When SCU elements are found within otherwise typical HBs having fetal and embryonal histology, immunostaining for INI1 varies, with some nuclei positive, in contrast to cells with rhabdoid features. When otherwise indistinguishable small undifferentiated cells form the entirety of a neoplasm, it typically occurs in infancy, has negative nuclear staining for INI1, fails to secrete alpha-fetoprotein, and behaves like the rhabdoid tumor. Both cell types display biphenotypic expression of the intermediate filaments, cytokeratin and vimentin, but in the rhabdoid cell those filaments are more abundant and in routine stains are larger with eosinophilic cytoplasm, an eccentric nucleus and prominent nucleolus. On rare occasions, the two morphologically distinct cell types may be found within the same neoplasm. A thorough comparative molecular genetic analysis will provide ultimate clarification of the similarities and differences between these cell types. We are using laser capture microdissection to isolate the various cell types for this specific purpose.

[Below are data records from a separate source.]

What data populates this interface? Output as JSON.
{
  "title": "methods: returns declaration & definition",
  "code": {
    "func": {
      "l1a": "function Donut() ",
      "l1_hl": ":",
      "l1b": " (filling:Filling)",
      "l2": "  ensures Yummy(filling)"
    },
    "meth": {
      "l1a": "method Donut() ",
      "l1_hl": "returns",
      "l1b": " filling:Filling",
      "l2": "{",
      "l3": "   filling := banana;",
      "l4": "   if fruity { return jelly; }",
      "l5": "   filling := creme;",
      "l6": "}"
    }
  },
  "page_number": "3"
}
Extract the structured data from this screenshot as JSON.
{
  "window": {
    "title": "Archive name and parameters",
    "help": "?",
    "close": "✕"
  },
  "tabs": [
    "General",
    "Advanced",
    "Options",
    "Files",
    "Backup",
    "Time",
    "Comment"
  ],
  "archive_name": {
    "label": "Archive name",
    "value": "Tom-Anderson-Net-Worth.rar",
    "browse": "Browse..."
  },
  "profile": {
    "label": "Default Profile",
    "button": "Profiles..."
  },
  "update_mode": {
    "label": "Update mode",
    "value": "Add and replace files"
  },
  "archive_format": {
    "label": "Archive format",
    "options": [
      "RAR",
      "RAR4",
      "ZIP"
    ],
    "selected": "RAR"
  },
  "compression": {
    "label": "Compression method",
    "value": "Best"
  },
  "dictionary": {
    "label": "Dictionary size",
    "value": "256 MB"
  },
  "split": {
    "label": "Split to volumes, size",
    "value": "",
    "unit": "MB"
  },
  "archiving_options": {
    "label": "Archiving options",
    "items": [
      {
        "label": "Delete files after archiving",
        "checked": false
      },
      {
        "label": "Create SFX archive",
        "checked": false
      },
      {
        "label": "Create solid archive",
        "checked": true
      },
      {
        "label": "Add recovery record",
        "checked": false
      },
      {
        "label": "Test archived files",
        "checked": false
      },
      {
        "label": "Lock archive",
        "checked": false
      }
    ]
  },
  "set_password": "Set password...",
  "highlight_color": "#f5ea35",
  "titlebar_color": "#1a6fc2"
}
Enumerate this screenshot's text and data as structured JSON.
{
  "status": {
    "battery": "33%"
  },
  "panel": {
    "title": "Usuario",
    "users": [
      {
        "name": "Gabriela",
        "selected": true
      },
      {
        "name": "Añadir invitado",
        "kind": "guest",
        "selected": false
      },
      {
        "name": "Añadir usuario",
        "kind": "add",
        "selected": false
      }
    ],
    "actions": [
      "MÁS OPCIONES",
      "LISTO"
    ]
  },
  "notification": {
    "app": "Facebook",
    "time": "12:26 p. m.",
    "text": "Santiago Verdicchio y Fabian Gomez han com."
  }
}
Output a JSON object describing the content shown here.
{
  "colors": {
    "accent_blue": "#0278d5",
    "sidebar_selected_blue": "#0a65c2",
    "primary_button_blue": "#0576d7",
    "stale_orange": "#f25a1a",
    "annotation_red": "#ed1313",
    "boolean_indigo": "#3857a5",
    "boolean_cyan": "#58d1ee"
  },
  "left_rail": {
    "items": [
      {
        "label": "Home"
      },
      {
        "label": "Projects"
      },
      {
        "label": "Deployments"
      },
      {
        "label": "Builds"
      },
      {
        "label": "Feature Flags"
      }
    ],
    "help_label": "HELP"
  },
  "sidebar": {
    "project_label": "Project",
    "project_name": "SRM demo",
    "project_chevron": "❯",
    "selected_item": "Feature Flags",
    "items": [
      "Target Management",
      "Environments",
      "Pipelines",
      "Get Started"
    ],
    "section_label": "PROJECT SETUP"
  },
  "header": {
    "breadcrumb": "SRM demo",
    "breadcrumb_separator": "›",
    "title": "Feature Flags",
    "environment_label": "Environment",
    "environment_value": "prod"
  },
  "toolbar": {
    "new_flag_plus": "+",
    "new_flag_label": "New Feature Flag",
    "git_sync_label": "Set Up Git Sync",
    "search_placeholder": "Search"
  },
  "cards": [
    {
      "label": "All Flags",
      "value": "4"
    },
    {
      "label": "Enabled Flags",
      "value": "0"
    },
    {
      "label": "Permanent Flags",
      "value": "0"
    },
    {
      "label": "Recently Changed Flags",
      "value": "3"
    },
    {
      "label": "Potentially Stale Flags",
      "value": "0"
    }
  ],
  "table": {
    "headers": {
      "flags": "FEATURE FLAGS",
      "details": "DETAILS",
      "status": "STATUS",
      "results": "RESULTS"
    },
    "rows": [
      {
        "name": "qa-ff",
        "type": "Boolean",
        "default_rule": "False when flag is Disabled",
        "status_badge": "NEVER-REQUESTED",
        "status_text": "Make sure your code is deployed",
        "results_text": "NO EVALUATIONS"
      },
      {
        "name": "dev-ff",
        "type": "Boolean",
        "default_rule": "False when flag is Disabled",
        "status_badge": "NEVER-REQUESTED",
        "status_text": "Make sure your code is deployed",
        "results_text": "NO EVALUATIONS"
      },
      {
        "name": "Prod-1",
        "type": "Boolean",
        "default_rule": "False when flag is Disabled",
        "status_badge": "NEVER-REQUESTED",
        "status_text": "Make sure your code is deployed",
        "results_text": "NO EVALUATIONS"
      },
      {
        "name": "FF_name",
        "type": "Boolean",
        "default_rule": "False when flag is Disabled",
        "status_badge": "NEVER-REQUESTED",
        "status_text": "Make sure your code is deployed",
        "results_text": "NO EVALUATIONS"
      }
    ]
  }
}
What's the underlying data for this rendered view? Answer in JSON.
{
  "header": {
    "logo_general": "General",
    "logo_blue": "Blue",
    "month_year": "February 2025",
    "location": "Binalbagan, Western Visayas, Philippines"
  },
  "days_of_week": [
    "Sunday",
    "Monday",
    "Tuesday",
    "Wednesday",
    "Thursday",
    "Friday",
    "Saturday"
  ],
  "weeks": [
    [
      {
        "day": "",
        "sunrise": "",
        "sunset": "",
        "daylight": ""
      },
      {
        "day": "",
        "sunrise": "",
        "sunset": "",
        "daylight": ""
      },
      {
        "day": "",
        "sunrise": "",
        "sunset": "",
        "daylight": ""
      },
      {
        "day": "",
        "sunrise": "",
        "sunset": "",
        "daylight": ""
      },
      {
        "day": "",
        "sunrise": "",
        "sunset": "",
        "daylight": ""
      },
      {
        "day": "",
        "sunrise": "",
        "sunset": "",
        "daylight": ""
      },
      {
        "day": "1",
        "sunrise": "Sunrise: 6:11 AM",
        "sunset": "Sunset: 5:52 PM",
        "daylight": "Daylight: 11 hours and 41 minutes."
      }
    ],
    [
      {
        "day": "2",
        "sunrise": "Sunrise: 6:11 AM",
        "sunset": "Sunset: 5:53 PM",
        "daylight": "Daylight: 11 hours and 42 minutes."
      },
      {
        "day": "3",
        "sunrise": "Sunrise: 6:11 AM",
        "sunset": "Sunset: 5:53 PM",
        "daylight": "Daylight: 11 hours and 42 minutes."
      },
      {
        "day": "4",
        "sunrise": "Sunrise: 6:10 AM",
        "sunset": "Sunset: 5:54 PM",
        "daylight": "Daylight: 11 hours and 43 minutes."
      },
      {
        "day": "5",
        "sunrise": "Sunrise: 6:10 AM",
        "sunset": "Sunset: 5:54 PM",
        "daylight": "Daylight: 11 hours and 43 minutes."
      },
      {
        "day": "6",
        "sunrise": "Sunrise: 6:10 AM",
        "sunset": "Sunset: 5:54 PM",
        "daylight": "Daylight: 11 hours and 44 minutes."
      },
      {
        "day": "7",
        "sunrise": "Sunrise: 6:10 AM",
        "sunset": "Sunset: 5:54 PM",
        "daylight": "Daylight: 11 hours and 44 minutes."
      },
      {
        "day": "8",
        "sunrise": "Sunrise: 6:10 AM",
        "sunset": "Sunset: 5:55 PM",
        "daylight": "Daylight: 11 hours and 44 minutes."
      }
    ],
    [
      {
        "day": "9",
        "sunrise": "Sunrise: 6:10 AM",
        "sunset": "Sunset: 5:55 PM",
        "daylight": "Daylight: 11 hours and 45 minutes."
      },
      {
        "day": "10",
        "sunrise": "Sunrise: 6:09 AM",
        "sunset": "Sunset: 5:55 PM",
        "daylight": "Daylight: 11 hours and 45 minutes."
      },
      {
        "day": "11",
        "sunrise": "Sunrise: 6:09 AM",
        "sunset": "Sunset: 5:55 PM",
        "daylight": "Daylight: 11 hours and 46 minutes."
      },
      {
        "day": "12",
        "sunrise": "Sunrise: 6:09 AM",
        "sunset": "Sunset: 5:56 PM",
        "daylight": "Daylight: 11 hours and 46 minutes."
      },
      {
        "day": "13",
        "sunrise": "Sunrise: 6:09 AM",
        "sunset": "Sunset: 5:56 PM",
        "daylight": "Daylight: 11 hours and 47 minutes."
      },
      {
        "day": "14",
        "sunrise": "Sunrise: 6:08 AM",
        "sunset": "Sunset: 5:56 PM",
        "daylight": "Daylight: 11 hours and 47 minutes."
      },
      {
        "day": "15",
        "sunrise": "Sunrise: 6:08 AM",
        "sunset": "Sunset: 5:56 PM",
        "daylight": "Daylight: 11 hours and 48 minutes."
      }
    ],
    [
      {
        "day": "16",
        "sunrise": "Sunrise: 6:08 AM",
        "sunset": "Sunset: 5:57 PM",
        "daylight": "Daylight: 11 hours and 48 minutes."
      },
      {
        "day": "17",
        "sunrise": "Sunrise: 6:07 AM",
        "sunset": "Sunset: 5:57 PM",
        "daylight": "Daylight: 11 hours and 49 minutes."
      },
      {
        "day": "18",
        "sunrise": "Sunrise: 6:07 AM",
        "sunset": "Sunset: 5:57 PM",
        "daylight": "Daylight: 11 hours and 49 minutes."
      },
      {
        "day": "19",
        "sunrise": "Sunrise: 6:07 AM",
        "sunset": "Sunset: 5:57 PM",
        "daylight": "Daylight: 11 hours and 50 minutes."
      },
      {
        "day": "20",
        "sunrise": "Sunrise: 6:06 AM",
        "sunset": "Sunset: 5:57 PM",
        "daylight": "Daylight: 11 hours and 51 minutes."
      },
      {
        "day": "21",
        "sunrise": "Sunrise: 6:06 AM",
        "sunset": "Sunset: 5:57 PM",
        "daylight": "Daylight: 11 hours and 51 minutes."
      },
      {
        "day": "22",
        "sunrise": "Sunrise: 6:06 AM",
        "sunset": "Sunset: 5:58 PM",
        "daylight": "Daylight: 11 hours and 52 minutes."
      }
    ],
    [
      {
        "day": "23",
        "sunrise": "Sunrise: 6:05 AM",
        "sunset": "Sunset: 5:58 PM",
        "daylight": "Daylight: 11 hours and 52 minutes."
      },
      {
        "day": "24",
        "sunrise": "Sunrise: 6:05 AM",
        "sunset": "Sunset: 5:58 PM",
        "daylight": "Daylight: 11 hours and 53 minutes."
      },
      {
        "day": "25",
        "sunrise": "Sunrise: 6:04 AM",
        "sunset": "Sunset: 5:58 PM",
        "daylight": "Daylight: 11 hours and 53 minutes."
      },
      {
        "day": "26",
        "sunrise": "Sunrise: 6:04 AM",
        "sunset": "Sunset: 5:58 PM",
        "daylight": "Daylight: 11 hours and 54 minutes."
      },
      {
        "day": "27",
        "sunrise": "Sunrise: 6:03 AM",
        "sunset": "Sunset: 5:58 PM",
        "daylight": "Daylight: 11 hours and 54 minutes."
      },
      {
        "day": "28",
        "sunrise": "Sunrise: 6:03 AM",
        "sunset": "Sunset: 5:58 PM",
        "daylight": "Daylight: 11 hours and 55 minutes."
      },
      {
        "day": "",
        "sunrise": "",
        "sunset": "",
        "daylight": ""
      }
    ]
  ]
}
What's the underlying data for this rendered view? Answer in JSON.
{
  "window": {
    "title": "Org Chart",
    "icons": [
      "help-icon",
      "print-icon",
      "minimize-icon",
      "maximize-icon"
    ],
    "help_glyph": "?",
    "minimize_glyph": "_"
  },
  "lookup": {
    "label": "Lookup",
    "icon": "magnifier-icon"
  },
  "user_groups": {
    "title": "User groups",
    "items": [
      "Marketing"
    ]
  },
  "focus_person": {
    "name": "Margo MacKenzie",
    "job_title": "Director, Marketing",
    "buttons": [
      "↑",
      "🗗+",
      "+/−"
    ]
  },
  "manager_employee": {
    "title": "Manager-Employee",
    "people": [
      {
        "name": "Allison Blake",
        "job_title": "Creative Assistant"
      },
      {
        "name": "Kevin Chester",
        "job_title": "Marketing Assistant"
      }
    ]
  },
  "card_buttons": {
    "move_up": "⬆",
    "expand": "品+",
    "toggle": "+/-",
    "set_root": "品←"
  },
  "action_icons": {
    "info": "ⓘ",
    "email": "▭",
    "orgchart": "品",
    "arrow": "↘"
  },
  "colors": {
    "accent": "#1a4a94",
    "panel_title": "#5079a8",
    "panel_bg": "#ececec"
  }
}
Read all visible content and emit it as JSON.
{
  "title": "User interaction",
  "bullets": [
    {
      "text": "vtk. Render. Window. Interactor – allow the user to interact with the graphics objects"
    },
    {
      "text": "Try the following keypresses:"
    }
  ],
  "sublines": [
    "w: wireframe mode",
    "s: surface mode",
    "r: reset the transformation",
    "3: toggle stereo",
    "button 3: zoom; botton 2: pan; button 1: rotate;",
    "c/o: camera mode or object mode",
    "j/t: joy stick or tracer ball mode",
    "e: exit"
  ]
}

Cytogenetic and molecular studies on the tumors of 4 patients in our report revealed translocations or deletion of the 11 q band on chromosome 22. Rhabdoid tumors are associated with cytogenetic abnormalities involving chromosome 22 [25
]. Compared with other SCU HBs, tumors with cytogenetic, molecular and clinical characteristics of rhabdoid tumors should be differentiated from HB and treated like rhabdoid tumors. Although non-resected rhabdoid tumors have heretofore fared poorly, 5 patients with metastatic rhabdoid tumors of the kidney or liver have been treated successfully with ifosfamide, carboplatin and etoposide alternating with vincristine, doxorubicin and cyclophosphamide [29
]. Patients with malignant rhabdoid tumors of the liver have also responded to other treatment regimens [33
Further evaluation of patient characteristics and outcomes of HB patients with SCU histology should be reported by all the large pediatric cooperative groups. In the meantime, we suggest that HB patients with incompletely resected tumors containing SCU elements have careful cytogenetic, molecular and immunohistochemical evaluation to ascertain rhabdoid features and receive treatment that is more aggressive than provided for other HB patients. If SCU HB is indeed similar biologically to rhabdoid tumors, patients with SCU tumors of the liver should be included in future trials for rhabdoid tumors of other sites.
Drawbacks to this review are its retrospective nature, lack of thorough and expert pathology review on many of the cases to verify the presence and estimate the extent of the SCU component, and lack of clinical and surgical details in many cases. In addition, there may be a bias in that patients with small amounts of SCU histology not recognized in their tumors would not be reported as SCU HB. Nevertheless, this report constitutes by far the largest series of patients with SCU HB reported to date, and provides important clues as to the molecular pathogenesis of at least some of these tumors.
Taken together, our results suggest that at least some SCU HB cases may actually represent a form of rhabdoid tumors. In order to improve treatment outcomes for all patients in this SCU class, we need a better understanding of their biology, further review of effect on outcome of earlier surgical resection with/without transplantation and a more specific therapy that targets the pathologic processes involved.